PHSO were recently advertising for two non-executive board members.

We are looking for two new Board members to join a well-functioning and collaborative team, who will bring the necessary experience and personal values and qualities that will help shape strategic thinking and support the delivery of our three-year strategic plan.

The pay was around £10K for a commitment of two days a month. Nice work if you can get it, but the deadline has passed, just in case you were thinking of applying. So what sort of people are considered suitable for such a role?
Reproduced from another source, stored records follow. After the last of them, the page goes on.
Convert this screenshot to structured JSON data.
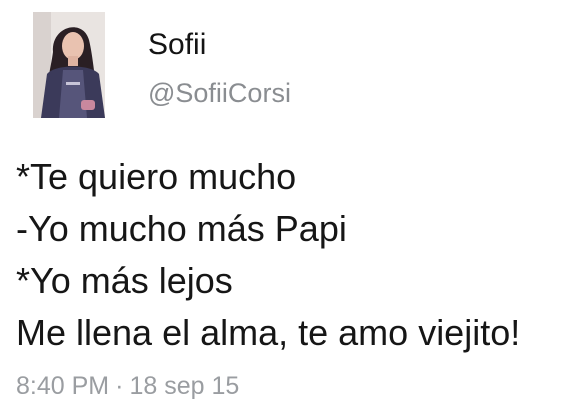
{
  "user": {
    "display_name": "Sofii",
    "handle": "@SofiiCorsi"
  },
  "tweet": {
    "lines": [
      "*Te quiero mucho",
      "-Yo mucho más Papi",
      "*Yo más lejos",
      "Me llena el alma, te amo viejito!"
    ],
    "time": "8:40 PM",
    "separator": "·",
    "date": "18 sep 15"
  }
}
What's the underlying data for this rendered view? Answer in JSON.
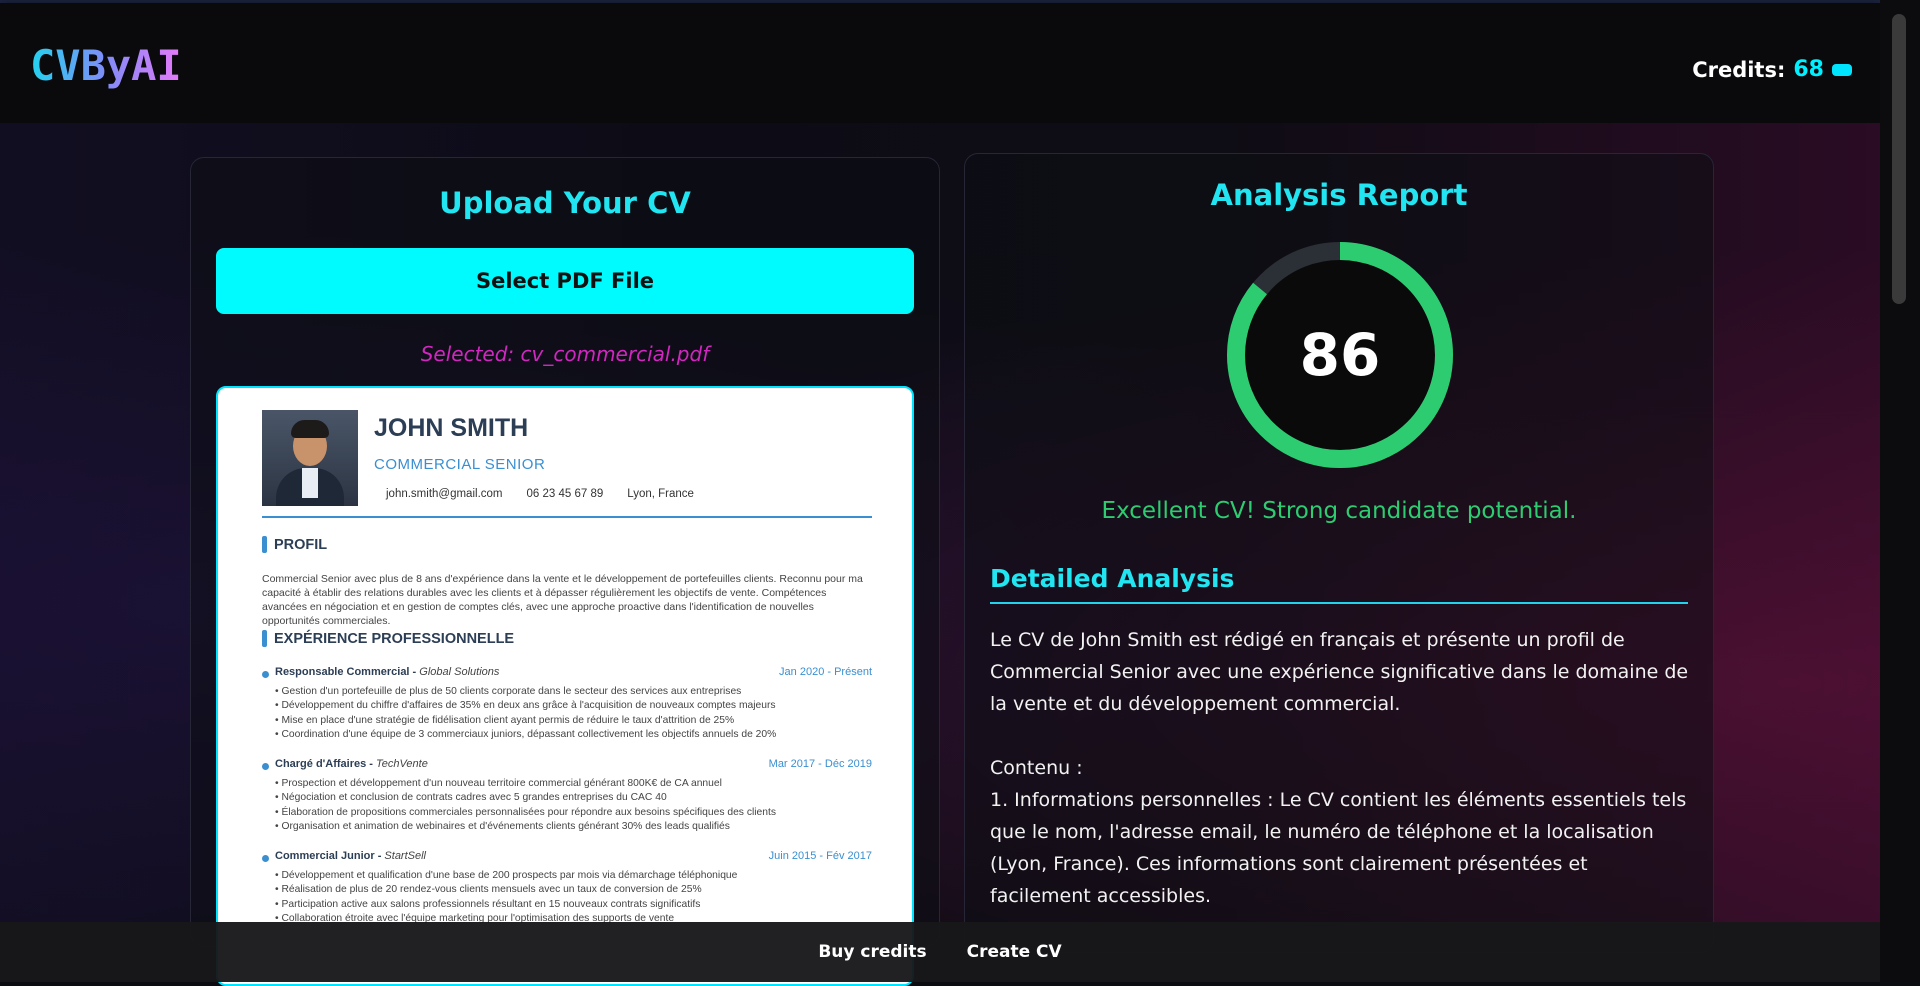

We are looking for individuals from a range of backgrounds and are particularly interested in qualified accountants with an understanding of public sector financial and risk management, and leaders who bring strategic customer, business transformation, and digital credentials.

Non-executive board members should bring an outsider perspective. Useful for holding the Ombudsman to account. But they tend to be chosen from close-knit circles who move seamlessly from one board room to another. Take Polly Curtis, for example. She became a non-exec board member at PHSO in May 2022.

From a Radio Ombudsman podcast in October 2022 we learn that Polly is also CEO of Demos which is chaired by the previous Ombudsman, Dame Julie Mellor. Demos is a ‘think tank’ with an office in Whitehall. Handy that, and expensive for an organisation dependent on charitable donations. They ‘independently’ carry out research into public opinion which is fed back to government policy makers. Or perhaps that’s the other way round. Funded by government they match public opinion to policy intentions. Take this recent research into ‘A good Retirement’

Our research, including a survey of around 2,000 members of the general public as well as focus groups with people over 40, showed that people value health and financial wellbeing in retirement, and believe the government should provide a safety net of some sort, but most tend to agree that wellbeing in late life is a matter of individual responsibility.

my emphasis.

Our research also found that the number of people who believe that it is an individual’s responsibility to pay for one’s care appears to be growing with time. However, few people are actively preparing to meet their potential social care costs, and a quarter of the public remain complacent and assume the government will provide care free of charge.

my emphasis

Although the report is 66 pages long it would appear they totally overlooked lack of notification for women born in the 1950’s of the raise in state pension age as a factor in ‘preparing for a good retirement’. It is also interesting to note the way they use the term ‘free’ as in ‘If I need to use care and support services in the future, these will be free’ apparently overlooking the fact that pensioners have already paid for these services with 40+ years of National Insurance contributions and taxation. It is clear to see the line of direction this particular think tank is promoting. They pitch the ball and the government knock it out of the park.

We learn from the PHSO podcast that Polly Curtis is also a journalist, who likes to tell truth to power.

So perhaps Polly is just the person to get inside the PHSO upheld case data and expose what is wrong in this system.

It is widely accepted that the NHS has been in a steady decline since the financial crash of 2008, which triggered a decade of austerity cuts. The NHS has seen real-terms underfunding, a reduction in capacity through bed closures and recruitment issues which leave many facilities permanently short of staff. These issues have become so acute there are currently widespread NHS staff walkouts, on a scale not seen since the 1970’s.

You would expect the steady decline in service to be matched by a steady increase in upheld NHS complaints at PHSO. But that is not the case. The data appears to show that there has been steady decline in serious NHS complaints.

When the number of upheld cases is converted to a percentage of the total number of complaints per annum, we can see that it is indeed a steady decline.

From looking at this data government departments would have no concerns with regard to NHS complaints. They seem to be consistently low and showing no signs of stress. Nothing to see here. Yet on 3rd February 2020, the Law Society Gazette reports that Hill Dickinson, who specialise in protecting the NHS from litigation, have had a bumper year.

So come on Polly use your perceptive journalist skills and your Orwell Prize winning nous and get to the bottom of this conundrum.

Let us give the last word to Rob Behrens, the Ombudsman. Having upheld fewer, and fewer NHS complaints since his arrival in 2017 he makes, without a hint of irony, the following statement in his podcast interview with Polly.

Polly, can you use your place on the board to enlighten Rob Behrens as to why the NHS is repeating the same mistakes time and again and not learning from experience? After all, driving positive change is part of your skill set.